White foam flecks his blue lips, and great beads of agony start to his brow. Hurrying to his side, Henderson tenderly wipes the pain-distorted forehead, and offers him drink. His teeth are fast clenched. He makes a rude attempt to drive the comforter from him. Obeying the motion, Henderson seats himself and awaits the issue.
By and by the convulsive gasping ceases. Again he bends over the sufferer. How strangely quiet the man is! No motion, no sound—not even a breath! Heaven help him! he has gone at last!
How dismal will the long night be locked in here alone with a corpse! Death sits horribly on these evil features. Upon the hard, set face, one may still trace the footprints of unholy and unbridled desire. The mouth is much drawn. Its strong white teeth show grimly between the blue parted lips, and, to the watcher's nervous fancy, they seem, even in death, to snarl viciously at the beholder. Livid circles underline the sunken eyes, now wide and glassy, beneath their heavy brows, and, as Henderson morbidly conceives, turned wrathfully upon him. If he could but close those terrible eyes! Alas! he dare not with his shaky hand attempt so bold a thing! A moment ago he could have turned his back upon the ugly sight; now it is too late. By some hypnotic fascination beyond his control, his gaze is riveted to the corpse.
The slow hours wear on. The living and the dead, set face to face, grimly confront each other. The dead man never winces. The living man, at last, succumbs to the stress and horror of the situation. The walls of the apartment reel and totter. The corpse dims and fades before him, and he falls limp and unconscious to the floor.
Sensation gradually returning to the overwrought watcher, he finds himself still miserably faint and weak. It is, however, something to have escaped the spell of those death-glazed eyes, and, thanking God, he strives to get upon his feet. In his effort to rise, he stumbles clumsily over a small dark object upon the floor, close beside the bed. Regaining his poise, he discerns that it is the coarse, heavy shoe of a convict. He lifts it, thinking to place it beside its fellow beneath the cot. His hand is weak and nerveless. It escapes his grasp, and falls clattering to the floor. As it strikes, his ear is surprised by the click of some metallic substance. A small shining implement lies at his feet. He picks it up. It is a miniature steel saw, and must somehow have been concealed in this shoe of the dead man. Curiously examining it and the shoe, he discovers (what in the dim light had at first eluded his notice) a displaced inner sole, thin, but firm and nicely fitted. Removing it, he sees that the shoe is still intact, and that this neatly adjusted super-sole was but an ingenious blind, adroitly concealing the precious implement, which, had fate proved less unkind, should have opened to the dead prisoner the long untrodden way of liberty.
It is not in Robert Henderson's nature to peach on a comrade, living or dead, and, carefully restoring the saw to its hiding-place, he readjusts the sham sole, and, with a touch of that reverence which one instinctively yields to the belongings of the dead, puts the shoe aside.
Still weak and trembling, but no longer magnetically drawn to the corpse, he totters to the grated window, which, to eke out the sick man's failing breath, has been left open. Dropping upon the rude stool beside it, he leans his yet dizzy head upon the sill. A wandering breath of the summer night steals gently in. How balmy it is, this tender night wind! And he, a worn creature at a prison grating, might be a gentle lady at her lattice, so softly it caresses his wasted cheek!

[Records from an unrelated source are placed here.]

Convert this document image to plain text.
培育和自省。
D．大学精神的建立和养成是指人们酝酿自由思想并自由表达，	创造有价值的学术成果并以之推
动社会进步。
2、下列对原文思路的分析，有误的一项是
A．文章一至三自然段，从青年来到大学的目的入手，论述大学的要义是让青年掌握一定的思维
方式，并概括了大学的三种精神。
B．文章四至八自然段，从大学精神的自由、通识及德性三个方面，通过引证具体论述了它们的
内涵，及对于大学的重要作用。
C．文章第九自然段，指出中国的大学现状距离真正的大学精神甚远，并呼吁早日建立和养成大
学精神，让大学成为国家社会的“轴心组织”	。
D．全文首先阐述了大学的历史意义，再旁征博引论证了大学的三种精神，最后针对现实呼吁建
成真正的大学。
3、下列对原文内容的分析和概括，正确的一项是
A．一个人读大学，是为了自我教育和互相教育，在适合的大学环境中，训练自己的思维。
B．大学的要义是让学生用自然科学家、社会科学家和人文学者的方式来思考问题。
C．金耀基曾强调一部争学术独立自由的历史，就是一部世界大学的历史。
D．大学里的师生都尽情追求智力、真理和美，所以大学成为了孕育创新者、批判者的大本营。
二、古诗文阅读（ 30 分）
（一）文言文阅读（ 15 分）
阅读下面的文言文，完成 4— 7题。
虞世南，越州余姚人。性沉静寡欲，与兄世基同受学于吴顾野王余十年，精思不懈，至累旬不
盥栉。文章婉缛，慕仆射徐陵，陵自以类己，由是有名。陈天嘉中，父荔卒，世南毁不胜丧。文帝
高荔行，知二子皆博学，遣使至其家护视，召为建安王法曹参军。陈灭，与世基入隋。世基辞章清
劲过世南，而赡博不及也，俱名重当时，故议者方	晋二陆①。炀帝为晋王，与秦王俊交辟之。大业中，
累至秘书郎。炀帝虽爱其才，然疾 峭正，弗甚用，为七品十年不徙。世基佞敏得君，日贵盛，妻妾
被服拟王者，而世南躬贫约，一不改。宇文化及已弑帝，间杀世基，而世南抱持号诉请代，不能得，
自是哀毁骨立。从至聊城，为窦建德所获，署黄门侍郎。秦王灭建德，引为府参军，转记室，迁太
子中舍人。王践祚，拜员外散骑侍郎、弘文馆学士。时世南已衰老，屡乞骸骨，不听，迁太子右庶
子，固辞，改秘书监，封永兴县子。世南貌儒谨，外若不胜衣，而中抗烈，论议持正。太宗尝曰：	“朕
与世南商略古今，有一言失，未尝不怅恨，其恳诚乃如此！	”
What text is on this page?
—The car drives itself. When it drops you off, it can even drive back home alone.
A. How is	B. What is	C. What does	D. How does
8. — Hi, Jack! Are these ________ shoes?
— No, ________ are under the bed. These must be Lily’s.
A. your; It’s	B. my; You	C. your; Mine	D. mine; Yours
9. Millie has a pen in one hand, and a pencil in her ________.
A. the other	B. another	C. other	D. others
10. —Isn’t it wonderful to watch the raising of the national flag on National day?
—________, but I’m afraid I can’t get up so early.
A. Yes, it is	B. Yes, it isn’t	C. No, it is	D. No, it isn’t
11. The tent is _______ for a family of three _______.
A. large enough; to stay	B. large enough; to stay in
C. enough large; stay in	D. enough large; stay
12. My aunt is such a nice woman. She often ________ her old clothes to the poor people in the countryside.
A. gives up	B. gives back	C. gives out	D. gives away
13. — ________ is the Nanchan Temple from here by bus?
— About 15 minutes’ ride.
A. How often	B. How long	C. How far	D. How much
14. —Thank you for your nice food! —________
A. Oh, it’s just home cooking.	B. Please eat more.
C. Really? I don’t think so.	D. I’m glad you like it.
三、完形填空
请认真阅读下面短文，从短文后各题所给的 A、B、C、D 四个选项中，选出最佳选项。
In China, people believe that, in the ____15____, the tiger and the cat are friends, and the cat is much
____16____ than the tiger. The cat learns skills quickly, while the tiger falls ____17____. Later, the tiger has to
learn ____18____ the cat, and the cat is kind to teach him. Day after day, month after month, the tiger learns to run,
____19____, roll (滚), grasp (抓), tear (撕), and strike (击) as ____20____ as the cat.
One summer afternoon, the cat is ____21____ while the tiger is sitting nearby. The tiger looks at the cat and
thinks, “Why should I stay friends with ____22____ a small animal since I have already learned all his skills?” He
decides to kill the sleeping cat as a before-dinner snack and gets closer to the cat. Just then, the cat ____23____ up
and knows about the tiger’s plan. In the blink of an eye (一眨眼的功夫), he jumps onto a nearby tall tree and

Yet, kindly as it is, it does not wholly restore his wonted vigour. At intervals, a deathly faintness oppresses him. A fearful sinking of heart and limb, as if life and courage were, together, oozing away. What if the end were indeed come, and he were to die to-night, unattended and alone; his filmy eyes looking their last upon earth, still confronted by that odious dead face, that, even in the world beyond, may still pursue him, as, for years, another dead face has!